The Need for the Apocalypse

As Kermode discusses, it also helps people make sense of the world by providing an ending for it, which I feel is one of the most prevalent reasons for the creation of apocalyptic ideas. Humans witness endings for everything else, having mini-narratives or “epochs” in their lives that constantly end, and an apocalypse makes everything fit neatly in that beginning and ending idea.

More importantly, though the apocalypse is one of the oldest narratives, it is still one of the most prevalent because of its ever-evolving form.  Each generation adapts images of the apocalypse to their cultural landscape, which is happening more and more rapidly as humans create deadly technology at exponential rates. To me, this suggests a sort of collective self-centered-ness.
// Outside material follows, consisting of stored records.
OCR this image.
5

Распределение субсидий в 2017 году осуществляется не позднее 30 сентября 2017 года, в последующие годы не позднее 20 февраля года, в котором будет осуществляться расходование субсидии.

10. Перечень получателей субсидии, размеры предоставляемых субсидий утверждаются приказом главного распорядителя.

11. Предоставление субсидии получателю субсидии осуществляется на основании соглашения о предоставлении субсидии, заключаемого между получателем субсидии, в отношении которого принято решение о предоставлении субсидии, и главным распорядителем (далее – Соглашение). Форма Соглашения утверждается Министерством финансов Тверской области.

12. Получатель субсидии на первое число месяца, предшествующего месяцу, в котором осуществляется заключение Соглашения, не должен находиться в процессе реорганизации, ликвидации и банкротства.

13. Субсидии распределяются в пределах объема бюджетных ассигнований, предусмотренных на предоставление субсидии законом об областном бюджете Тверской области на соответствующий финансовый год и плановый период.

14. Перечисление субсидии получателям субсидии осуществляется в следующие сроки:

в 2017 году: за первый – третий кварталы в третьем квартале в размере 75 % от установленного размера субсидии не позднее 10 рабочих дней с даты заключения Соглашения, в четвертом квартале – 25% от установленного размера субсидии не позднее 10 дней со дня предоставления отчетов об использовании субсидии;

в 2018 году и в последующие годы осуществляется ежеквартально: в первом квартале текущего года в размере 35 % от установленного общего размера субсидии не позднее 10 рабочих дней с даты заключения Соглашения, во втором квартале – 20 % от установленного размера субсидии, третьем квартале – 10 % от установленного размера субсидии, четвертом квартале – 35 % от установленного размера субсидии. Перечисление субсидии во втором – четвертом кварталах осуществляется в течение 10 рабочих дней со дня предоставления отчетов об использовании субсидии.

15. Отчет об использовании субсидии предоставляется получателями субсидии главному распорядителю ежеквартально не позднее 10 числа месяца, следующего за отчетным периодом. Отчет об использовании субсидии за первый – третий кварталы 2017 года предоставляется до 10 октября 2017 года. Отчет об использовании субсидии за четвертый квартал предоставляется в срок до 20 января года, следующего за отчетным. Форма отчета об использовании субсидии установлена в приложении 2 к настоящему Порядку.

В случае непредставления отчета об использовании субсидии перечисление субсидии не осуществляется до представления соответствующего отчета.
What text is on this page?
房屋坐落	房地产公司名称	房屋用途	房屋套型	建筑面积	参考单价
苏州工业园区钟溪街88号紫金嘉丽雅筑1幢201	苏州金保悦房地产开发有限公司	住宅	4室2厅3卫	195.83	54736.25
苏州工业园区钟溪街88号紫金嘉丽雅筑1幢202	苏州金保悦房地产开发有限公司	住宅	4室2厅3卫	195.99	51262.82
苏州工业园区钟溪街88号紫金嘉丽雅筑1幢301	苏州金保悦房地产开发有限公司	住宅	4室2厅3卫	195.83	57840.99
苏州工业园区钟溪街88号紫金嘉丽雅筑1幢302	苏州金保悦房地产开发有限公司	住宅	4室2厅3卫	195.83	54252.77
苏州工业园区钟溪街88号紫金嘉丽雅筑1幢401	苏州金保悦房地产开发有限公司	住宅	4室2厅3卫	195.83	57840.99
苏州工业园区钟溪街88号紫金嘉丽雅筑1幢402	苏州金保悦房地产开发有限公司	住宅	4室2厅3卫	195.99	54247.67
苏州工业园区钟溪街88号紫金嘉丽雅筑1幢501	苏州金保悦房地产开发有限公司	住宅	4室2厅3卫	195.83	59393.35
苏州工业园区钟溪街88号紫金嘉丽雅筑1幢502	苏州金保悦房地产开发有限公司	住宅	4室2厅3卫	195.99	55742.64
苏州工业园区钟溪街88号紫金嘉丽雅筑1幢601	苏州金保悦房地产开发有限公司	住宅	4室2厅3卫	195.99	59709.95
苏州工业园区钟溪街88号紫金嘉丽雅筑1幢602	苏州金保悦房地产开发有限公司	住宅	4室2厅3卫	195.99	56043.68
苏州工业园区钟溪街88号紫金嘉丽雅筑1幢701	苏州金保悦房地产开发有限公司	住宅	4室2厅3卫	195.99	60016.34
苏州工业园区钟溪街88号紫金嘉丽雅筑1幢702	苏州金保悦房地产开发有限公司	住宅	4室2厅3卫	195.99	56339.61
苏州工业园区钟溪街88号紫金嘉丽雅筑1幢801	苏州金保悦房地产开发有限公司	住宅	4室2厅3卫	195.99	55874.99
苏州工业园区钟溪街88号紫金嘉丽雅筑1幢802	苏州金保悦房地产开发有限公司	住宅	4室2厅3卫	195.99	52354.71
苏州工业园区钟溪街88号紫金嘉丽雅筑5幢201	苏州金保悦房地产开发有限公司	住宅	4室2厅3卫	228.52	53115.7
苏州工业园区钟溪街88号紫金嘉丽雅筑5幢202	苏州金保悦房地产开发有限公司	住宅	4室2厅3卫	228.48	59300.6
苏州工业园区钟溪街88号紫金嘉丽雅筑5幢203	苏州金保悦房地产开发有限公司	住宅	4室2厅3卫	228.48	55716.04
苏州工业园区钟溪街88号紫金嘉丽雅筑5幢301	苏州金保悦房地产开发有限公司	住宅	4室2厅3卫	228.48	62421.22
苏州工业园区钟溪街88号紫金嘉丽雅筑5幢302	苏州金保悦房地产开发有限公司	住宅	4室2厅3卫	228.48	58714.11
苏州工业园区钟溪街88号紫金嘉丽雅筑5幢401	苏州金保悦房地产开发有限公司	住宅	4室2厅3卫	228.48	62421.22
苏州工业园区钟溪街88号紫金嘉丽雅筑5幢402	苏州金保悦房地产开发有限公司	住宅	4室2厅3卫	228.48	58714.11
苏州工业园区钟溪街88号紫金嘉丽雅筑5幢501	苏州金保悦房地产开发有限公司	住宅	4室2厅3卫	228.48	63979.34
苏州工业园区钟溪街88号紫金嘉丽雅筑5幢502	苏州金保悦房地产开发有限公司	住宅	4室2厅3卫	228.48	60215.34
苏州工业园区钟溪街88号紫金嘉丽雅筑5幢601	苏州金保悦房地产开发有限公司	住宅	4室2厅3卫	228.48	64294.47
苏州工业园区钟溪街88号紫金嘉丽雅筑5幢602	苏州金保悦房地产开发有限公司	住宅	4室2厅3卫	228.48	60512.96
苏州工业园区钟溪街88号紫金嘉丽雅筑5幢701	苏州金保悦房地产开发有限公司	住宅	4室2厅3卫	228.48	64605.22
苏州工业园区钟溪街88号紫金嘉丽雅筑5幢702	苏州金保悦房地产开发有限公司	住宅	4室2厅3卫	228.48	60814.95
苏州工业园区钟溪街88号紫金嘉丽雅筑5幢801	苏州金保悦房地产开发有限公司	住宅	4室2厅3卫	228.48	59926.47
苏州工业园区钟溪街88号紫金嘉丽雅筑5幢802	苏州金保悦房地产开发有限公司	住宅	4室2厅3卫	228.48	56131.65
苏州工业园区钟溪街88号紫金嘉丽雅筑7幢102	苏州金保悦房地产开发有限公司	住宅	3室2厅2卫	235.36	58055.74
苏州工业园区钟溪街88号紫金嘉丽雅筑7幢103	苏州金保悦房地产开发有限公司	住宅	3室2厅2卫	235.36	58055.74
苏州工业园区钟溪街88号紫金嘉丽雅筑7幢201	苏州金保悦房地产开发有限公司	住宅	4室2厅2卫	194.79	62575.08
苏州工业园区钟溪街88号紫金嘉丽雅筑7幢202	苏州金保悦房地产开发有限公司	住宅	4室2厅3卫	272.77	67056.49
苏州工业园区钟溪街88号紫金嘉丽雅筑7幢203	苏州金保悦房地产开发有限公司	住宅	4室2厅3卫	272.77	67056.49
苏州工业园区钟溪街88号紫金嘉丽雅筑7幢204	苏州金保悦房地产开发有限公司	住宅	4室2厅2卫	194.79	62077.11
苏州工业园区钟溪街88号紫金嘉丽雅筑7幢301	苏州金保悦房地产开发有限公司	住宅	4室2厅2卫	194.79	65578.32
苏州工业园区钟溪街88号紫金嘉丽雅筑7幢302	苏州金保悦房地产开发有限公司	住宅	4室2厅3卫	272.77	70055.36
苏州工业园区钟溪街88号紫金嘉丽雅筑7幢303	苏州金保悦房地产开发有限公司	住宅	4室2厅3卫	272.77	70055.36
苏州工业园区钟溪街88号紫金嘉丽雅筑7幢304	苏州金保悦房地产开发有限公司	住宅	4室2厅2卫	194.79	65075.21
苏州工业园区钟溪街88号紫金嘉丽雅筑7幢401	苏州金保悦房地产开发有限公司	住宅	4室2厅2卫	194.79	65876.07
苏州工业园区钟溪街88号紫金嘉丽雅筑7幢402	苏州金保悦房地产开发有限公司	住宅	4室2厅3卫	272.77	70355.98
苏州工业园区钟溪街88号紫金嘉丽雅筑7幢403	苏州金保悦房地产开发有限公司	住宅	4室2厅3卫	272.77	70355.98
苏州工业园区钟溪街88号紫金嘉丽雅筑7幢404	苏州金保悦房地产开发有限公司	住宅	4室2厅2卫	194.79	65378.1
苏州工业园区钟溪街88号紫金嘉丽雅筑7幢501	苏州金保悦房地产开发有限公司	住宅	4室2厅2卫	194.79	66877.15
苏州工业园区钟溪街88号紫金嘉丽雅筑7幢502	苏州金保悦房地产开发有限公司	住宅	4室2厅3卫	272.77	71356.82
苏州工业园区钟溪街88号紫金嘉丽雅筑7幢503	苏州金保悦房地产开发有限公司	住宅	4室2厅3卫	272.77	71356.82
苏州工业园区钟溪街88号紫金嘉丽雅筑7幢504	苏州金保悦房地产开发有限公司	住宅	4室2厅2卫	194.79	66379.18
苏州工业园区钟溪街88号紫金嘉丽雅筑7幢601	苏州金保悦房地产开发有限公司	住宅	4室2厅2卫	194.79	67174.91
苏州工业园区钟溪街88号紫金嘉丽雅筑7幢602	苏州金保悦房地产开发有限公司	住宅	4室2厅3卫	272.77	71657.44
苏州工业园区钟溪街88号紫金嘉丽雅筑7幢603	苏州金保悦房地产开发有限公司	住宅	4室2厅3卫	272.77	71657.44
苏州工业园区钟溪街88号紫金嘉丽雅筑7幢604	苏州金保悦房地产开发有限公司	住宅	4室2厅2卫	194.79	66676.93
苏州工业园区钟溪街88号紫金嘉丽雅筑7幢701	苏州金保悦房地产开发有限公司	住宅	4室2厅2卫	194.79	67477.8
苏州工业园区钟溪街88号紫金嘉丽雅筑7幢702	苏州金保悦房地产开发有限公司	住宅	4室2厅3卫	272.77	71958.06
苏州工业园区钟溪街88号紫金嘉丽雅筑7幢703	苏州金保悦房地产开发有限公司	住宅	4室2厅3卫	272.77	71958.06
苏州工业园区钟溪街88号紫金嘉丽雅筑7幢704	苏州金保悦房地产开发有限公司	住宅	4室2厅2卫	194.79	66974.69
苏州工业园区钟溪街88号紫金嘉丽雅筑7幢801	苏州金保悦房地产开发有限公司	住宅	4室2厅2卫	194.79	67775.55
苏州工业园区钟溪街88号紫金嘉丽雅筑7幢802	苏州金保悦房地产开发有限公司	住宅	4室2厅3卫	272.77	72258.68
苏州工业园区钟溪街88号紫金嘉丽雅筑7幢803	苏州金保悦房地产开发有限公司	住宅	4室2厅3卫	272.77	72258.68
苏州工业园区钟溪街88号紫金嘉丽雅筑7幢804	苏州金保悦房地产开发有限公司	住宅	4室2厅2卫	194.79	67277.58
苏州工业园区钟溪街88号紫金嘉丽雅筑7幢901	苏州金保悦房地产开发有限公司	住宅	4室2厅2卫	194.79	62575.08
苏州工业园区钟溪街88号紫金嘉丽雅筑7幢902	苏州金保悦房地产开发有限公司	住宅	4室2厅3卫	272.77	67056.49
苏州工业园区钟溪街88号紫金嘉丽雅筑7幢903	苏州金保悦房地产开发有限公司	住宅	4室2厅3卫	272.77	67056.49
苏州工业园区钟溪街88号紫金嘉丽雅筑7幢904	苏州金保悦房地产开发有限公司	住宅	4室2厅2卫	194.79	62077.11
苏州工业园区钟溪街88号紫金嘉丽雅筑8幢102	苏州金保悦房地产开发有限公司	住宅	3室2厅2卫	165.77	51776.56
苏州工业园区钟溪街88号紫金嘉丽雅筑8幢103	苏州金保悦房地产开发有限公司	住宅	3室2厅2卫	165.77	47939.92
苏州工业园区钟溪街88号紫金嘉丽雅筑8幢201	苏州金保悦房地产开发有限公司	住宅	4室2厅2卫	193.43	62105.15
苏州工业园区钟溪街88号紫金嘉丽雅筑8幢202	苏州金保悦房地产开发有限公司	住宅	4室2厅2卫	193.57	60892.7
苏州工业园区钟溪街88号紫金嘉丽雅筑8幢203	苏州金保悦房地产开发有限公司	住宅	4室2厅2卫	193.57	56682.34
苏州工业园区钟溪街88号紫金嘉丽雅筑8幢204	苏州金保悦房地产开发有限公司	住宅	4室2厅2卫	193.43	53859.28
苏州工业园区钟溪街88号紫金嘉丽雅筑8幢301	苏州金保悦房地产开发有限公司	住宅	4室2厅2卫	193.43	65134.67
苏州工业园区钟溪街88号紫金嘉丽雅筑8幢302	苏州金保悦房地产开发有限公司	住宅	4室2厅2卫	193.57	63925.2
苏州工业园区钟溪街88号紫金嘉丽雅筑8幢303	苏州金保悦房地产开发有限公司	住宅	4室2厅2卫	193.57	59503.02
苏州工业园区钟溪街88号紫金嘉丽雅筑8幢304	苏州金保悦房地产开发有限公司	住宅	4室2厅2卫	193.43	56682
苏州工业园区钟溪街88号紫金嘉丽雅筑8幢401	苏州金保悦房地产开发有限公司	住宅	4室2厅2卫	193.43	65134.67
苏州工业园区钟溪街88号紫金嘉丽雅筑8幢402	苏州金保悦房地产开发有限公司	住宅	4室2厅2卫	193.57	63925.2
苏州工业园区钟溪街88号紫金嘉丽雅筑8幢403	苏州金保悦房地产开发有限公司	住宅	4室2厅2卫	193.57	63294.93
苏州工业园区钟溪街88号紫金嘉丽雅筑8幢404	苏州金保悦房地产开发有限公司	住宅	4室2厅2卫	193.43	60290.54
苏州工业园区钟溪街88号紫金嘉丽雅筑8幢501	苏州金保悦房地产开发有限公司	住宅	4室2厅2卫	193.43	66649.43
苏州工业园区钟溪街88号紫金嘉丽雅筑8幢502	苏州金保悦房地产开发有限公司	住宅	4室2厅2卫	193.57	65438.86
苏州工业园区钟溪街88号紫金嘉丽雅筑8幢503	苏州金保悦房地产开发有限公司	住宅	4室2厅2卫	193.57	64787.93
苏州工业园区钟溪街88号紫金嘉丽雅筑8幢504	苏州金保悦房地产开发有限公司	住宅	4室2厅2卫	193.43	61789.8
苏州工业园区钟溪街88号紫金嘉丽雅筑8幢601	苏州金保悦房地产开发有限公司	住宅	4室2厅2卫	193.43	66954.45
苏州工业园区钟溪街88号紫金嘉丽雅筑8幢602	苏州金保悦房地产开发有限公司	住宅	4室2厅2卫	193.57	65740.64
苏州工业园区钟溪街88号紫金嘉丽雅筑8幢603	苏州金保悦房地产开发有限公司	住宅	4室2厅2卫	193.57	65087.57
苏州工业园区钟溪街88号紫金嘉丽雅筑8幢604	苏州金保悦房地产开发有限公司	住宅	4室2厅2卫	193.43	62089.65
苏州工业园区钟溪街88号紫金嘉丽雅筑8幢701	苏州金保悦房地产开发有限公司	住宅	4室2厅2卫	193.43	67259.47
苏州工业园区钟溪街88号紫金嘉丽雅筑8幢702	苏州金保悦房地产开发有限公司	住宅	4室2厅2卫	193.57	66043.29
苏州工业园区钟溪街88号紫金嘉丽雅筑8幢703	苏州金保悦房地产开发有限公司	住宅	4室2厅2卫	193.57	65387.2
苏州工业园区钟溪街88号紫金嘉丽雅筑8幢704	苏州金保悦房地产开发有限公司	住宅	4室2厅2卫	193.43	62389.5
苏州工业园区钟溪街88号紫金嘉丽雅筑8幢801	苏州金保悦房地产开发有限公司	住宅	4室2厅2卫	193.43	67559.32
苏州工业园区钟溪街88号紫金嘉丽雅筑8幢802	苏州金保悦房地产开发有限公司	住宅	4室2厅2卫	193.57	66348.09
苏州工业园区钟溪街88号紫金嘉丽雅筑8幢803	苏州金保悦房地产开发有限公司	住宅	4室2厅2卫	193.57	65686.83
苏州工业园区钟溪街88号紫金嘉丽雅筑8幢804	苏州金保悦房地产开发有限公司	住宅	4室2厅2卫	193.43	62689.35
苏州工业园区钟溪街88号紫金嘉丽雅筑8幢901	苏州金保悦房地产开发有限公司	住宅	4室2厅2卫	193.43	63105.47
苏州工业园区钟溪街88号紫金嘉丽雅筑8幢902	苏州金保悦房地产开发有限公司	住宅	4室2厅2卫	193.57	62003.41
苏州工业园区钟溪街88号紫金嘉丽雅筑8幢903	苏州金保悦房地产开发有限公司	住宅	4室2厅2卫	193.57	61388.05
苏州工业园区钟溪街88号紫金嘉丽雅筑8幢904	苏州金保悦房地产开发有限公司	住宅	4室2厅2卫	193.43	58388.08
Though each generation becomes more aware of how prior beliefs in world destruction have all been wrong, they still hold on to the possibility (or even probability) that their generation and culture is unique enough to witness or bring about the end-times.
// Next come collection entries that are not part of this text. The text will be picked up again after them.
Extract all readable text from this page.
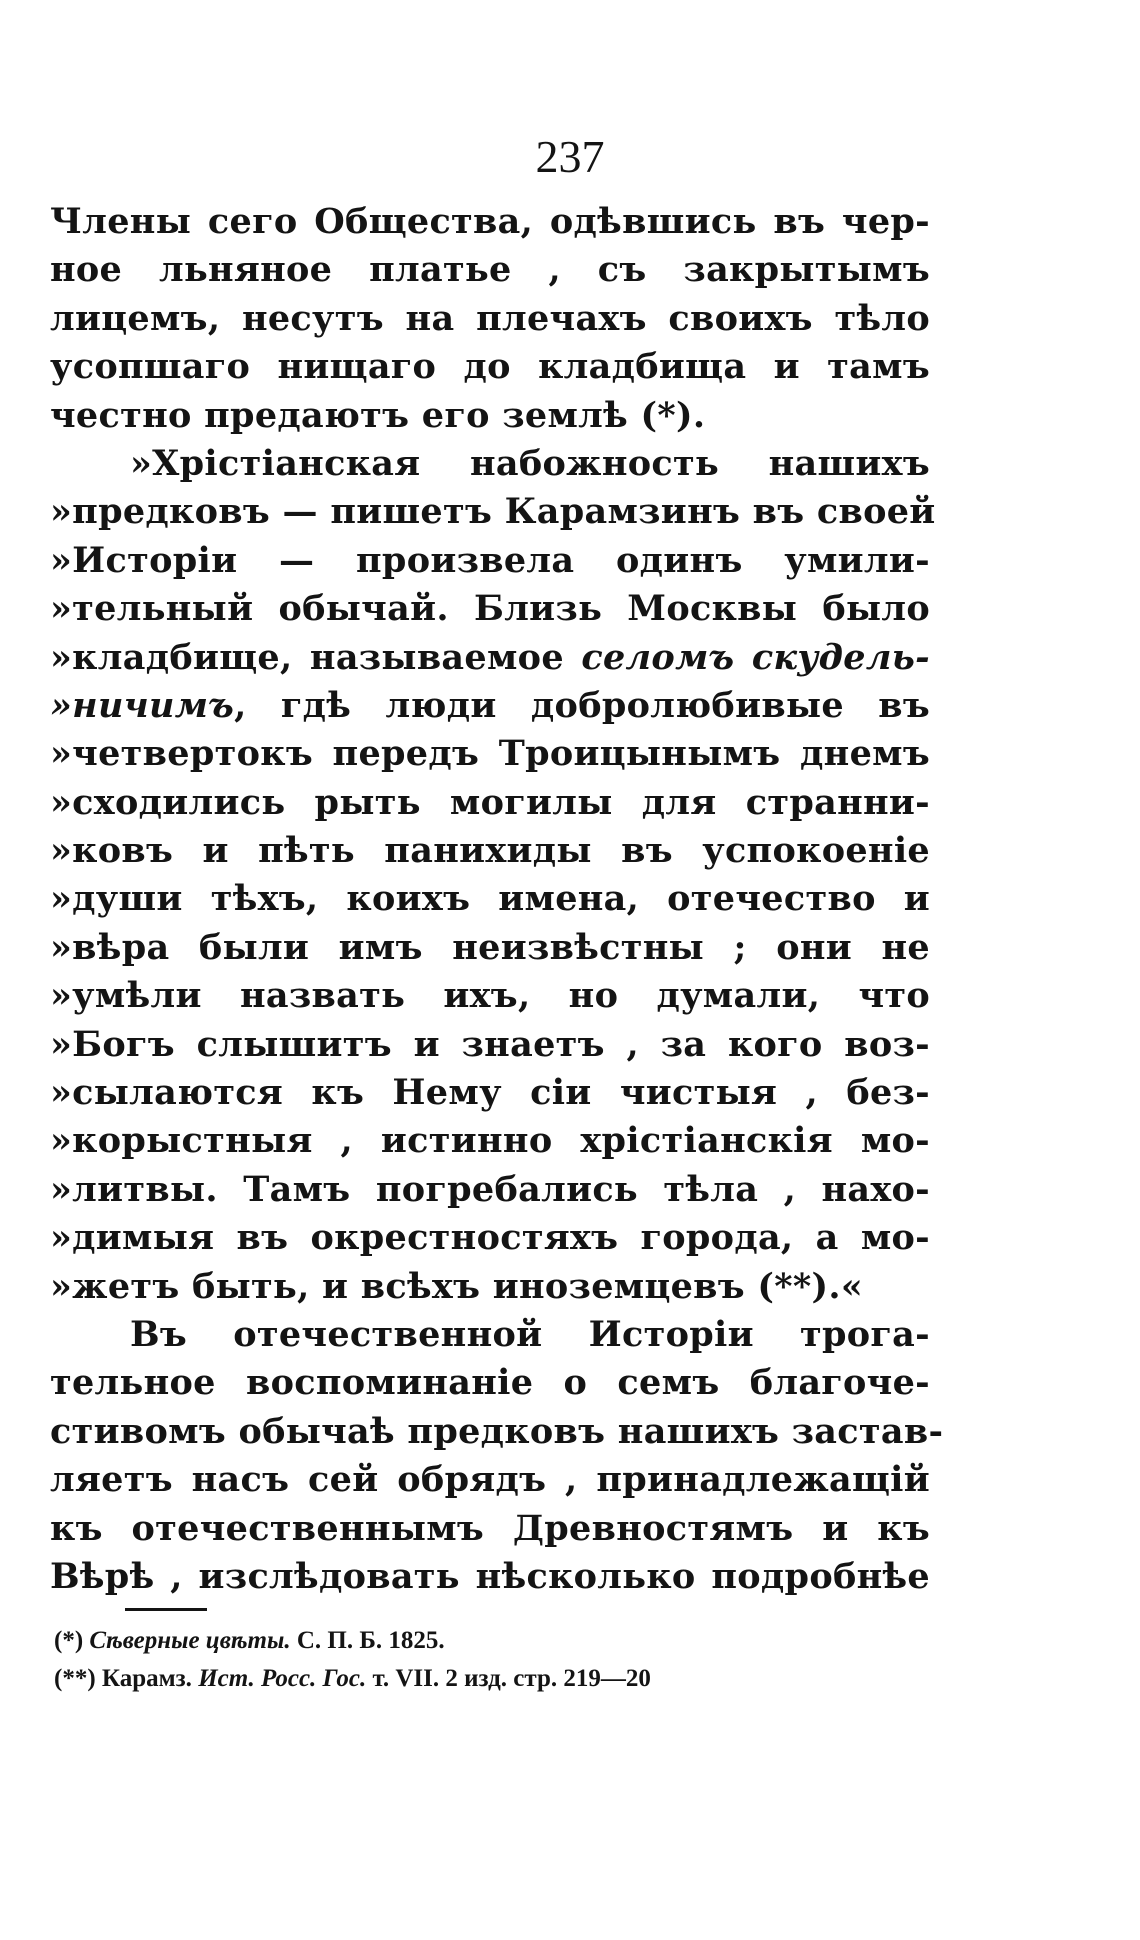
237
Члены сего Общества, одѣвшись въ чер-
ное льняное платье , съ закрытымъ
лицемъ, несутъ на плечахъ своихъ тѣло
усопшаго нищаго до кладбища и тамъ
честно предаютъ его землѣ (*).
»Хрістіанская набожность нашихъ
»предковъ — пишетъ Карамзинъ въ своей
»Исторіи — произвела одинъ умили-
»тельный обычай. Близь Москвы было
»кладбище, называемое селомъ скудель-
»ничимъ, гдѣ люди добролюбивые въ
»четвертокъ передъ Троицынымъ днемъ
»сходились рыть могилы для странни-
»ковъ и пѣть панихиды въ успокоеніе
»души тѣхъ, коихъ имена, отечество и
»вѣра были имъ неизвѣстны ; они не
»умѣли назвать ихъ, но думали, что
»Богъ слышитъ и знаетъ , за кого воз-
»сылаются къ Нему сіи чистыя , без-
»корыстныя , истинно хрістіанскія мо-
»литвы. Тамъ погребались тѣла , нахо-
»димыя въ окрестностяхъ города, а мо-
»жетъ быть, и всѣхъ иноземцевъ (**).«
Въ отечественной Исторіи трога-
тельное воспоминаніе о семъ благоче-
стивомъ обычаѣ предковъ нашихъ застав-
ляетъ насъ сей обрядъ , принадлежащій
къ отечественнымъ Древностямъ и къ
Вѣрѣ , изслѣдовать нѣсколько подробнѣе
(*) Сѣверные цвѣты. С. П. Б. 1825.
(**) Карамз. Ист. Росс. Гос. т. VII. 2 изд. стр. 219—20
Despite this belief of one’s uniqueness, Rosen says that all apocalypse narratives are based around the same three ideas, “judgment, catastrophe, and renewal”. These three things emphasize all the reasons a culture might “need” an apocalypse narrative. Judgment provides the basis for living morally, catastrophe provides a true ending, and renewal provides a reward for being special. The apocalypse is a tool that helps people understand their life and their society.